What makes a civilization think of such large numbers? Think of our ancestors from the ancient past who observed nature. The passing of the seasons and the years would be observed by observing the planets and the stars. Our ancestors, attuned to celestial rhythms, observed nature’s cyclical patterns, laying the groundwork for these vast time scales. Still, that leads to periods in the human lifespan range. Let us be generous and say they could imagine many multiples of it. That does not explain how someone could imagine numbers like million times million or the age of Brahma. They must have experienced this insight differently.

Now, coming back to the story of the royal horse, the rishi’s son took Mahasena near the mountain. The rishi’s son said, “Let’s enter the mountain.”. Mahasena was perplexed as he did not see an entrance. The rishi’s son said, “You will have to be in my state of consciousness to enter this mountain as it is my creation.”  The rishi’s son triggered an expansion of consciousness, and Mahasena experienced his body as a large number of bits of energy. They both then entered the mountain. 

What he saw inside was stunning. He saw a whole universe with many billions of stars, a moon, rivers, trees, and various animals. It was a vast creation. They traveled from one location to another and a day and night passed. The rishi said they had to leave, but Mahasena wanted to stay and experience this world. Finally, the rishi nudged him to exit the mountain.

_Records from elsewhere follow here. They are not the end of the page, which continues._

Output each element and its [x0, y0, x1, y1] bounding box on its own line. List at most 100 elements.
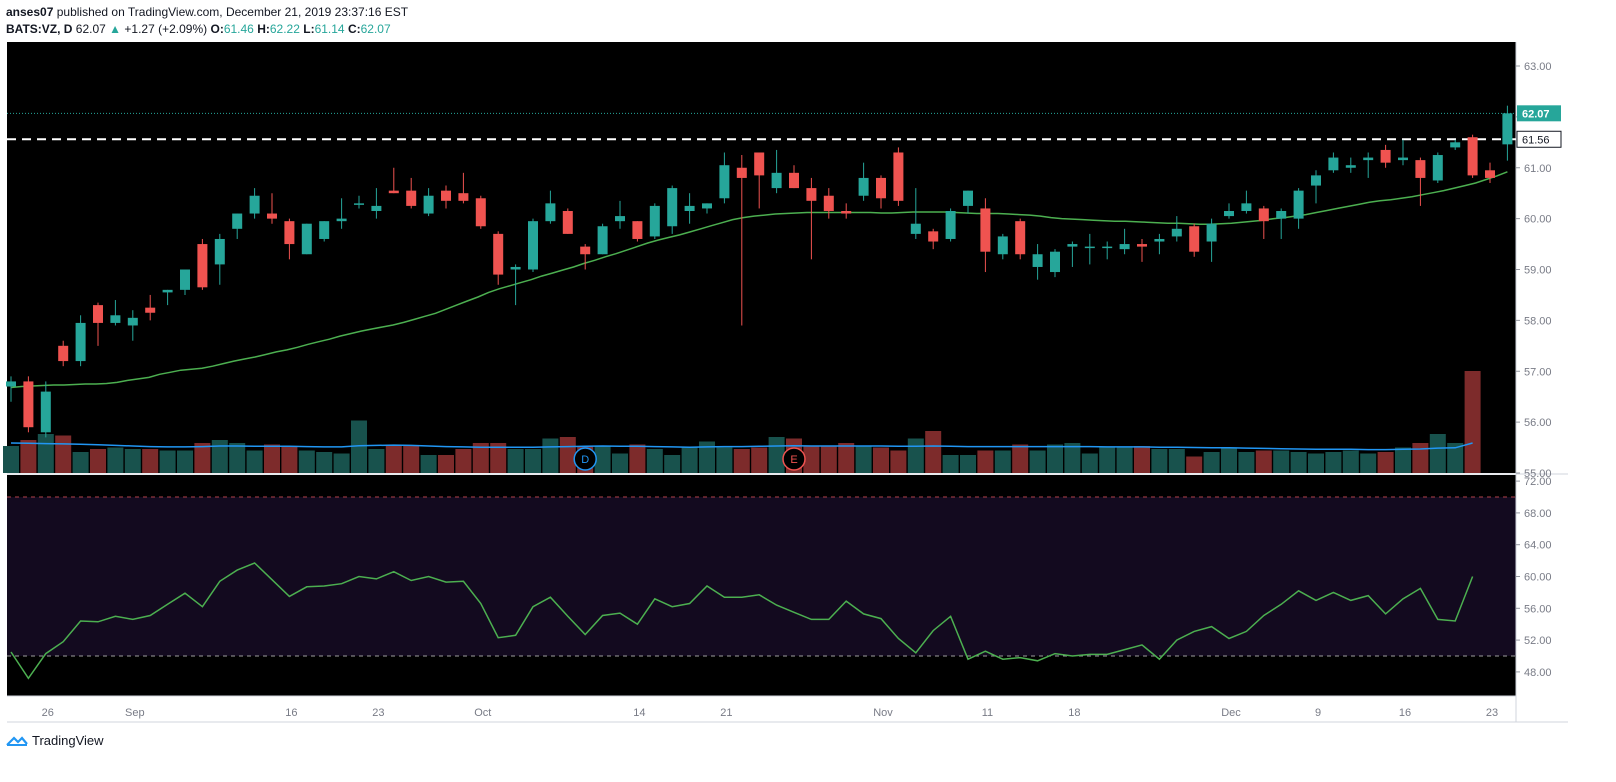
candle-body — [1119, 244, 1130, 250]
candle-body — [249, 195, 260, 214]
volume-bar — [20, 440, 37, 473]
candle-body — [284, 221, 295, 245]
candle-body — [528, 221, 538, 270]
time-tick-label: 21 — [720, 707, 732, 719]
time-tick-label: Nov — [873, 707, 893, 719]
open-value: 61.46 — [223, 22, 254, 36]
volume-bar — [699, 441, 715, 473]
candle-body — [684, 205, 695, 211]
volume-bar — [194, 443, 211, 473]
high-label: H: — [257, 22, 270, 36]
volume-bar — [316, 452, 333, 473]
candle-body — [667, 188, 678, 227]
candle-body — [371, 205, 382, 211]
volume-bar — [298, 450, 315, 473]
moving-average-line — [10, 171, 1508, 389]
candle-body — [1050, 251, 1060, 273]
volume-bar — [1012, 444, 1029, 473]
candle-body — [789, 172, 799, 189]
volume-bar — [472, 443, 489, 473]
volume-bar — [525, 449, 541, 473]
volume-bar — [142, 449, 159, 473]
volume-bar — [351, 420, 367, 473]
candle-body — [893, 152, 904, 201]
volume-bar — [925, 431, 942, 473]
volume-bar — [890, 450, 907, 473]
author-name[interactable]: anses07 — [6, 5, 54, 19]
volume-bar — [1360, 453, 1377, 473]
volume-bar — [1377, 452, 1394, 473]
candle-body — [858, 177, 869, 196]
close-value: 62.07 — [360, 22, 391, 36]
volume-bar — [855, 446, 872, 473]
volume-bar — [1134, 446, 1150, 473]
rsi-line — [10, 562, 1474, 680]
time-tick-label: 11 — [982, 707, 993, 719]
time-tick-label: Sep — [125, 707, 145, 719]
volume-bar — [1290, 452, 1307, 473]
rsi-band-fill — [7, 497, 1516, 656]
candle-body — [458, 193, 469, 201]
rsi-tick-label: 52.00 — [1524, 635, 1552, 647]
level-price-tag-label: 61.56 — [1522, 134, 1550, 146]
tradingview-logo-icon — [6, 735, 28, 746]
candle-body — [702, 203, 712, 209]
candle-body — [232, 213, 243, 229]
candle-body — [145, 307, 156, 313]
volume-bar — [124, 449, 141, 473]
rsi-tick-label: 56.00 — [1524, 603, 1552, 615]
candle-body — [354, 203, 364, 205]
volume-bar — [716, 447, 733, 473]
candle-body — [75, 322, 86, 362]
volume-bar — [403, 446, 420, 473]
candle-body — [1450, 142, 1461, 148]
candle-body — [127, 317, 138, 326]
candle-body — [597, 226, 608, 255]
candle-body — [475, 198, 486, 227]
price-tick-label: 57.00 — [1524, 366, 1552, 378]
volume-bar — [1221, 447, 1237, 473]
candle-body — [1171, 228, 1182, 237]
low-value: 61.14 — [314, 22, 345, 36]
tradingview-brand[interactable]: TradingView — [6, 733, 104, 748]
candle-body — [1258, 208, 1269, 222]
low-label: L: — [303, 22, 315, 36]
time-tick-label: Oct — [474, 707, 491, 719]
volume-bar — [1099, 447, 1116, 473]
volume-bar — [37, 434, 54, 473]
event-label: E — [790, 454, 797, 466]
volume-bar — [420, 455, 437, 473]
time-tick-label: 23 — [372, 707, 384, 719]
symbol-label: BATS:VZ, D — [6, 22, 73, 36]
volume-bar — [1064, 443, 1081, 473]
rsi-tick-label: 72.00 — [1524, 476, 1552, 488]
volume-bar — [1308, 453, 1324, 473]
candle-body — [197, 244, 208, 288]
time-tick-label: 16 — [1399, 707, 1411, 719]
volume-bar — [907, 438, 924, 473]
candle-body — [1224, 210, 1234, 217]
last-price-tag-label: 62.07 — [1522, 108, 1550, 120]
candle-body — [319, 221, 330, 239]
candle-body — [841, 210, 852, 214]
volume-bar — [3, 446, 19, 473]
candle-body — [562, 210, 573, 234]
candle-body — [1311, 175, 1321, 186]
rsi-tick-label: 68.00 — [1524, 508, 1552, 520]
candle-body — [719, 165, 730, 199]
volume-bar — [1151, 449, 1168, 473]
volume-bar — [281, 446, 298, 473]
volume-bar — [1447, 443, 1464, 473]
candle-body — [615, 216, 625, 222]
volume-bar — [942, 455, 959, 473]
volume-ma-line — [10, 442, 1473, 451]
candle-body — [406, 190, 417, 206]
brand-label: TradingView — [32, 733, 104, 748]
volume-bar — [438, 455, 454, 473]
volume-bar — [1186, 456, 1203, 473]
volume-bar — [1429, 434, 1446, 473]
event-marker — [782, 447, 806, 471]
candle-body — [40, 391, 51, 433]
volume-bar — [1168, 449, 1185, 473]
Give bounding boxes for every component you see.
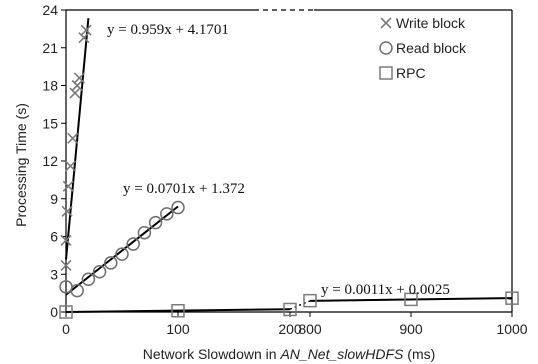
x-tick-label: 800 <box>298 321 322 337</box>
write-block-marker <box>73 72 86 84</box>
read-block-marker <box>160 207 174 221</box>
y-tick-label: 15 <box>42 115 58 131</box>
write-block-marker <box>62 180 74 192</box>
legend-item: Write block <box>380 15 466 31</box>
trendline <box>309 297 513 302</box>
legend-label: Read block <box>396 40 467 56</box>
trendlines <box>65 18 513 313</box>
y-tick-label: 12 <box>42 153 58 169</box>
write-block-marker <box>60 234 72 246</box>
write-block-marker <box>69 87 81 99</box>
x-tick-label: 900 <box>399 321 423 337</box>
x-axis-title: Network Slowdown in AN_Net_slowHDFS (ms) <box>143 346 436 362</box>
read-block-marker <box>81 272 96 287</box>
trendline-equation: y = 0.959x + 4.1701 <box>107 22 229 38</box>
read-block-marker <box>115 247 129 261</box>
trendline-equation: y = 0.0011x + 0.0025 <box>321 282 450 298</box>
legend-label: Write block <box>396 15 466 31</box>
x-axis-title-prefix: Network Slowdown in <box>143 346 281 362</box>
rpc-marker <box>505 291 519 305</box>
y-tick-label: 9 <box>50 191 58 207</box>
write-block-marker <box>67 132 79 144</box>
read-block-marker <box>92 264 107 279</box>
trendline <box>65 205 179 296</box>
rpc-marker <box>379 66 393 80</box>
y-tick-label: 6 <box>50 229 58 245</box>
x-axis-title-suffix: (ms) <box>403 346 435 362</box>
read-block-marker <box>148 215 163 230</box>
read-block-marker <box>126 237 140 251</box>
write-block-marker <box>380 17 392 29</box>
read-block-marker <box>104 256 118 270</box>
y-tick-label: 24 <box>42 2 58 18</box>
write-block-marker <box>71 79 83 92</box>
y-tick-label: 0 <box>50 304 58 320</box>
rpc-marker <box>404 292 418 307</box>
trendline-equation: y = 0.0701x + 1.372 <box>123 181 245 197</box>
legend-label: RPC <box>396 65 426 81</box>
x-tick-label: 0 <box>62 321 70 337</box>
y-tick-label: 18 <box>42 78 58 94</box>
y-tick-label: 3 <box>50 266 58 282</box>
x-axis-title-italic: AN_Net_slowHDFS <box>279 346 404 362</box>
rpc-marker <box>303 293 317 308</box>
write-block-marker <box>61 205 73 217</box>
write-block-marker <box>78 32 90 44</box>
data-markers <box>59 24 519 319</box>
write-block-marker <box>80 24 92 36</box>
read-block-marker <box>137 225 152 240</box>
y-tick-labels: 0 3 6 9 12 15 18 21 24 <box>42 2 58 320</box>
x-tick-label: 1000 <box>496 321 527 337</box>
legend-item: RPC <box>379 65 426 81</box>
rpc-marker <box>171 303 185 318</box>
x-tick-label: 100 <box>166 321 190 337</box>
read-block-marker <box>70 283 84 298</box>
x-tick-label: 200 <box>278 321 302 337</box>
rpc-marker <box>59 305 73 319</box>
write-block-marker <box>60 259 72 272</box>
trendline <box>65 18 90 260</box>
trendline-equations: y = 0.959x + 4.1701 y = 0.0701x + 1.372 y … <box>107 22 450 298</box>
legend-item: Read block <box>379 40 467 56</box>
trendline-break <box>289 300 311 310</box>
write-block-marker <box>64 160 77 172</box>
y-axis-title: Processing Time (s) <box>13 103 29 227</box>
axes <box>61 9 513 317</box>
read-block-marker <box>379 41 393 55</box>
legend: Write block Read block RPC <box>379 15 467 81</box>
rpc-marker <box>283 302 297 317</box>
read-block-marker <box>171 200 185 215</box>
trendline <box>65 308 291 313</box>
y-tick-label: 21 <box>42 40 58 56</box>
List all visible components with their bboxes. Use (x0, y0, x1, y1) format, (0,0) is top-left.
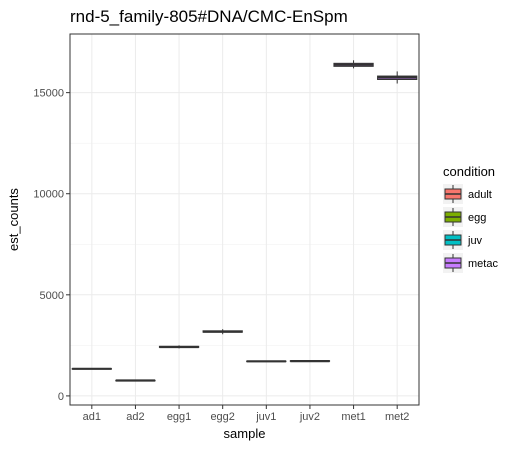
x-tick-label: egg1 (167, 411, 191, 423)
legend-item-adult: adult (443, 184, 492, 204)
boxplot-juv2 (289, 360, 331, 363)
boxplot-ad1 (71, 367, 112, 370)
x-tick-label: ad2 (126, 411, 144, 423)
x-tick-label: juv1 (255, 411, 276, 423)
x-tick-label: egg2 (210, 411, 234, 423)
legend-item-egg: egg (443, 207, 486, 227)
legend-label: adult (468, 189, 492, 201)
legend-label: juv (467, 235, 483, 247)
plot-border (69, 33, 420, 406)
legend-item-juv: juv (443, 230, 483, 250)
y-axis-title: est_counts (6, 188, 21, 251)
boxplot-met2 (377, 71, 418, 84)
plot-panel (70, 34, 419, 405)
boxplot-juv1 (246, 360, 287, 363)
legend-title: condition (443, 164, 495, 179)
y-tick-label: 10000 (33, 189, 64, 201)
x-tick-label: met1 (341, 411, 365, 423)
boxplots (71, 60, 418, 382)
legend-item-metac: metac (443, 253, 498, 273)
boxplot-met1 (333, 60, 374, 69)
x-tick-label: met2 (385, 411, 409, 423)
boxplot-ad2 (115, 379, 156, 382)
x-axis-title: sample (224, 426, 266, 441)
boxplot-egg1 (158, 345, 200, 349)
y-tick-label: 15000 (33, 88, 64, 100)
x-tick-label: ad1 (83, 411, 101, 423)
x-tick-label: juv2 (299, 411, 320, 423)
legend-label: metac (468, 258, 498, 270)
chart-title: rnd-5_family-805#DNA/CMC-EnSpm (70, 7, 348, 26)
legend-label: egg (468, 212, 486, 224)
gridlines (70, 34, 419, 405)
y-tick-label: 0 (58, 391, 64, 403)
axes: 0 5000 10000 15000 ad1 ad2 egg1 egg2 juv1 juv2 met… (33, 88, 409, 423)
legend: condition adult egg juv metac (443, 164, 498, 273)
boxplot-egg2 (202, 329, 243, 335)
y-tick-label: 5000 (40, 290, 64, 302)
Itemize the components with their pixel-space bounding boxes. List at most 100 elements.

When they came back, Gana, the great rishi, was still there. However, the whole landscape had changed. There was no royal horse, and the trees looked ancient. A perplexed Mahasena asked the rishi if they had come to the wrong place. The rishi replied that it was the same place. Mahasena wondered how a place could change so much in a day.

The rishi laughed and said, “My wheel runs on a different wheel of time than yours. Twelve thousand years have passed on earth.”